O presente artigo tem como escopo esclarecer os principais aspectos da exclusão e retirada de sócio nas sociedades simples e empresárias limitadas, apresentando conceitos, requisitos e procedimentos ante os preceitos do Código Civil e da jurisprudência nacional.

Inicialmente, destaca-se que a morte de sócio, sua exclusão e o exercício de seu direito de retirada são hipóteses de dissolução parcial do vínculo societário, aplicáveis às sociedades simples e às sociedades empresárias limitadas, hipóteses estas que não se confundem. Tais hipóteses, quando efetivadas, em regra, implicam na resolução da sociedade em relação a um sócio, sem que haja a dissolução total da empresa, que permanecerá ativa.

Isto posto, passamos a análise de cada uma das hipóteses elencadas acima. Havendo a morte de sócio, realiza-se, normalmente, a liquidação de sua quota, para o posterior pagamento de eventuais herdeiros, exceto se o Contrato Social dispuser de outra forma ou, ainda, se os sócios remanescentes optarem pela dissolução da sociedade ou pela substituição do falecido pelos próprios herdeiros. Em todo o caso, o sócio falecido é retirado do quadro societário.

O exercício do direito de retirada, por sua vez, está relacionado ao desejo do sócio de desfazer o vínculo societário existente, consubstanciando hipótese de retirada voluntária. Este é instituto originariamente previsto no Código Civil no capítulo atinente às sociedade simples, mas também aplicável às sociedades limitadas, ainda que estejam sob regência supletiva da Lei das Sociedades Anônimas (Lei nº 6.404/76), de acordo com o Superior Tribunal de Justiça (doravante “STJ”)[1].

Como é sabido, ninguém pode ser compelido a permanecer associado, sendo este um direito fundamental constitucionalmente garantido[2]. Assim, quando a sociedade possuir prazo indeterminado, basta que o interessado em se retirar notifique os demais, observado o aviso prévio mínimo de 60 (sessenta) dias. Nos 30 (trinta) dias subsequentes à notificação, poderão os sócios remanescentes optar pela dissolução total da sociedade ou por proceder com a dissolução parcial, removendo o sócio retirante do quadro societário.

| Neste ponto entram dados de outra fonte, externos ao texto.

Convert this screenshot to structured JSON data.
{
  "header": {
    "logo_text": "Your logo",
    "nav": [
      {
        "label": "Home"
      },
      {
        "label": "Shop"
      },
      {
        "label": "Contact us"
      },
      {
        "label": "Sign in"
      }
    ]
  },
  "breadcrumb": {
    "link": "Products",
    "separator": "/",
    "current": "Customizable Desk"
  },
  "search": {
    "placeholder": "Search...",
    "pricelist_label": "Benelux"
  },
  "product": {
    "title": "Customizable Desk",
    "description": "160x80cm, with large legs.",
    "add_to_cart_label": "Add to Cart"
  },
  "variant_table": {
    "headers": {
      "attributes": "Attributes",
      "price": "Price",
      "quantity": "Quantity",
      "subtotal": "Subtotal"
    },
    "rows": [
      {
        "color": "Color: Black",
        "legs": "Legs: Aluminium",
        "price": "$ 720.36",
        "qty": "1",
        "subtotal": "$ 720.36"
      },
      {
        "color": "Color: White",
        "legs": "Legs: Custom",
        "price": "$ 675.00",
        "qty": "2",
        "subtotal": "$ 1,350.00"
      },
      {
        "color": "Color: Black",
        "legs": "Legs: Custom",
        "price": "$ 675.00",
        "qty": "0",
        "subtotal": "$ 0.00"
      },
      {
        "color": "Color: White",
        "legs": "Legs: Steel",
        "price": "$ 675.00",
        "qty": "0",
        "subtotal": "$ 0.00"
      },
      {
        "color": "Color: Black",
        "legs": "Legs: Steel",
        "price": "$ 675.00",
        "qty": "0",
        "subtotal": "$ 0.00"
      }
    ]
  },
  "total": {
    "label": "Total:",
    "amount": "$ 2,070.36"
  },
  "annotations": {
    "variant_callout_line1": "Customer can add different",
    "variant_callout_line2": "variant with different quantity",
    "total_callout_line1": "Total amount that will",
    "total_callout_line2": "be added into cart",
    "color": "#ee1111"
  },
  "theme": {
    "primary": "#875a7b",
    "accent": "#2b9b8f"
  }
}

Já se a sociedade for de prazo determinado, exige-se decisão judicial para a retirada voluntária, devendo ser comprovada a existência de justa causa para o desligamento[3]. Ainda, o direito de retirada também pode ser exercido pelo sócio dissidente nas deliberações sociais que aprove a modificação do Contrato Social, a fusão ou a incorporação da sociedade[4].

Em se tratando de exclusão do sócio, ela poderá ocorrer pela via judicial ou extrajudicial, a depender do que a motivar e da previsão ou não de tal possibilidade no Contrato Social. É oportuno destacar que na exclusão do sócio, diferente do que ocorre no exercício de direito de retirada, há o desligamento involuntário do sócio do quadro societário, podendo ser considerado como uma penalidade.

Haverá exclusão judicial quando houver falta grave no cumprimento das obrigações do sócio[5], devendo a ação de dissolução parcial da sociedade ser provocada pela maioria dos demais sócios. Ainda que a lei não conceitue o termo “falta grave”, esta deve ser atual, grave, estar relacionada diretamente a assuntos da sociedade e ser a última medida tomada – última ratio – para resolver o conflito gerado. Em outras palavras, a falta grave pode ser compreendida como a grave e atual quebra dos deveres sociais imputáveis ao excludendo, que coloque em risco a continuidade da empresa[6], sendo a jurisprudência do STJ categórica ao considerá-la como requisito para o deferimento da exclusão do sócio. A mera alegação da quebra da affectio societatis (vínculo social entre os sócios) é consideradainsuficiente, pois esta é sempre precedida/provocada por um evento anterior, a justa causa, que deve comprovada[7].

Destaca-se que, nas sociedades limitadas, não há óbice para a exclusão extrajudicial do sócio por justa causa, medida que se dará mediante alteração no contrato social, desde que operada por deliberação da maioria dos sócios, representativa de mais da metade do capital social, e que haja previsão expressa desta possibilidade no Contrato Social da sociedade[8]. Quanto à exigência de previsão no Contrato Social, observa-se que a legislação buscou proteger o sócio minoritário da possibilidade de ser excluído, ainda que por falta grave, de forma repentina e arbitrária. Por isso, não havendo esta disposição, deverão os demais sócios recorrer à via judicial.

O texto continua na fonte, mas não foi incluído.